Case Presentation: A 22-year-old man with recent diagnosis of COVID-19 after developing shortness of breath was admitted to our hospital on day 5 of symptoms with acute worsening of dyspnea and new onset chest pain. On admission, he was tachycardic to the 120s, febrile to 38.6°C and hypotensive with systolic pressures in the 80s. On exam he was ill-appearing and confused. His initial labs were significant for white blood cells 22 K/uL, troponin 2.9 ng/mL, blood urea nitrogen/creatinine of 55/6.3 mmol/L, d-dimer 3.5 mcg/mL, mildly elevated liver enzymes and rising lactate to 14 mmol/L. His EKG showed sinus tachycardia. Chest x-ray showed cardiomegaly but no diffuse pulmonary edema or infiltrates. Echocardiogram demonstrated severe biventricular failure with ejection fraction of 20-25%. He had rapidly increased pressor requirements despite IV fluids, was urgently intubated and cannulated for extracorporeal membrane oxygenation(ECMO) and Impella in the ICU. In addition, he received high dose methylprednisolone for his myocarditis. Workup for other causes, including toxic and infectious etiologies was negative.His condition improved and his Impella and ECMO were removed by day 12 of his disease course, and then extubated. His repeat echocardiogram on day 19 showed return to normal ventricular function with an ejection fraction of 55-60%. His COVID test returned negative on day 22 and he was subsequently discharged.

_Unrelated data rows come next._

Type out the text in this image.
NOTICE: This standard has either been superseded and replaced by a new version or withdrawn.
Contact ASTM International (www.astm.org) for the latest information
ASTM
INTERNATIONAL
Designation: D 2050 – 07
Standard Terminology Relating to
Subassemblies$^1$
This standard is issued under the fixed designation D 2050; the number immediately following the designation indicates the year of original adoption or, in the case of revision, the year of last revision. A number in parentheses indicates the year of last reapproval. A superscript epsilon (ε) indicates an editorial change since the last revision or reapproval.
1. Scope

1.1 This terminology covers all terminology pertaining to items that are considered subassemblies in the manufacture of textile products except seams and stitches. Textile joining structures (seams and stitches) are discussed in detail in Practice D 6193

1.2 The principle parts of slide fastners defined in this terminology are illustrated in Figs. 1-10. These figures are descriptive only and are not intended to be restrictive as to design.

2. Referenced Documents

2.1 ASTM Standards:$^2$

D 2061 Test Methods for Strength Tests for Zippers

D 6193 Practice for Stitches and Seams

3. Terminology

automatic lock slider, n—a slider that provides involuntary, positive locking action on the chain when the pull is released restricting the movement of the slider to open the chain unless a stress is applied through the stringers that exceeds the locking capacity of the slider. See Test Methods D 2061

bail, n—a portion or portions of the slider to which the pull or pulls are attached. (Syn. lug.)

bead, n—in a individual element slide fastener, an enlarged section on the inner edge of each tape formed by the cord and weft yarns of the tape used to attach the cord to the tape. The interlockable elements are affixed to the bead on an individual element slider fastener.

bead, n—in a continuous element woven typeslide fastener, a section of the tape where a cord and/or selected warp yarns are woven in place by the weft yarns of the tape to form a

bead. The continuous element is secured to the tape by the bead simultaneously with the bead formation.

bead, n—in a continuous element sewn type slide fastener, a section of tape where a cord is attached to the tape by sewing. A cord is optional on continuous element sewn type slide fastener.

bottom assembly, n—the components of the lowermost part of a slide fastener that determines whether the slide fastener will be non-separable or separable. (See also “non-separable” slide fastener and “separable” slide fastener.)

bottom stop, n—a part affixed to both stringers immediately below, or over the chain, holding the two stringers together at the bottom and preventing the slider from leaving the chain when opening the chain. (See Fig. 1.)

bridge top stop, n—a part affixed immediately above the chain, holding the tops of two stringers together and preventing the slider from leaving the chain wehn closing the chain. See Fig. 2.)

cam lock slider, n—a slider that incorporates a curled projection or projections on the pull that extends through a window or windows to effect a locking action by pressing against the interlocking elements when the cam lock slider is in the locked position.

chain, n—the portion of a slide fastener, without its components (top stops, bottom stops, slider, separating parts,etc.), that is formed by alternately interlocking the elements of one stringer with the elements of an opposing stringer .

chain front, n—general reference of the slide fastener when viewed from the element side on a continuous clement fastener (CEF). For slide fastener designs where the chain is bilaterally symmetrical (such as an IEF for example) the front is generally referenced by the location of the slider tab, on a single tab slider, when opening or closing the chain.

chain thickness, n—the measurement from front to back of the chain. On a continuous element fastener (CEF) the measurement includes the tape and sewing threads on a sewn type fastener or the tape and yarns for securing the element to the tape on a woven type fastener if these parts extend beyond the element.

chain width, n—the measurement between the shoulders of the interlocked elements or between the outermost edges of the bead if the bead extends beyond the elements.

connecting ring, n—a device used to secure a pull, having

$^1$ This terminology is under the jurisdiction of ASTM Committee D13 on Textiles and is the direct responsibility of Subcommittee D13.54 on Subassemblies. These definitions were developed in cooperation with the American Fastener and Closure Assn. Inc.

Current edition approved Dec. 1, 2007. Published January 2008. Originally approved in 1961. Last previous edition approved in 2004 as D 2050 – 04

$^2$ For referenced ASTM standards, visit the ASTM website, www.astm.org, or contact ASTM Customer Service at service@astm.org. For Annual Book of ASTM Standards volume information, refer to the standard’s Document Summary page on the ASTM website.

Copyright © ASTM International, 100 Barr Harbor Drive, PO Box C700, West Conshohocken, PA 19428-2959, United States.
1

Discussion: Myocarditis is an inflammatory disease of cardiac muscle that can be caused by both noninfectious and infectious agents, including COVID-19. A combination of clinical presentation and noninvasive diagnostic findings may be used to make a diagnosis of “clinically suspected” myocarditis. While histology remains the gold standard for establishing the diagnosis, patients may be diagnosed with “clinically suspected myocarditis” on the basis of a compatible clinical presentation. Patients with COVID-19 commonly present with signs of myocardial injury, particularly troponin elevation. A recent study reported that 12% of COVID-19 patients had associated acute cardiac injury, the majority being in those with pre-existing heart disease and patients >50 years old. Here we present a young patient with no medical history who developed myocarditis and heart failure secondary to COVID-19. Additional diagnostic tools such as cardiac MRI and biopsy were limited due to the renal failure and instability of the patient. He was treated for clinically suspected myocarditis with methylprednisolone and improved. Remarkably he did not appear to have severe lung disease and never required supplemental oxygenation for respiratory failure. Upon review of the literature, only one other patient of this age group has been reported with COVID myocarditis, a 21-year-old South Korean woman. Her clinical course was not reported. In a study that predated COVID-19, 26.6% of patients admitted with suspected acute myocarditis had either left ventricular ejection fraction <50 percent, sustained ventricular arrhythmias, or a low cardiac output syndrome. Patients who presented with these complications had worse long-term outcomes. COVID-19 patients with myocarditis are associated with a high risk of mortality during hospitalization. Those with greater frequency and magnitude of troponin elevations had worse outcomes.

Conclusions: COVID-19 myocarditis is an important presentation that is rarely found in young patients. Continued research on the prevalence and treatment of this new viral disease is needed.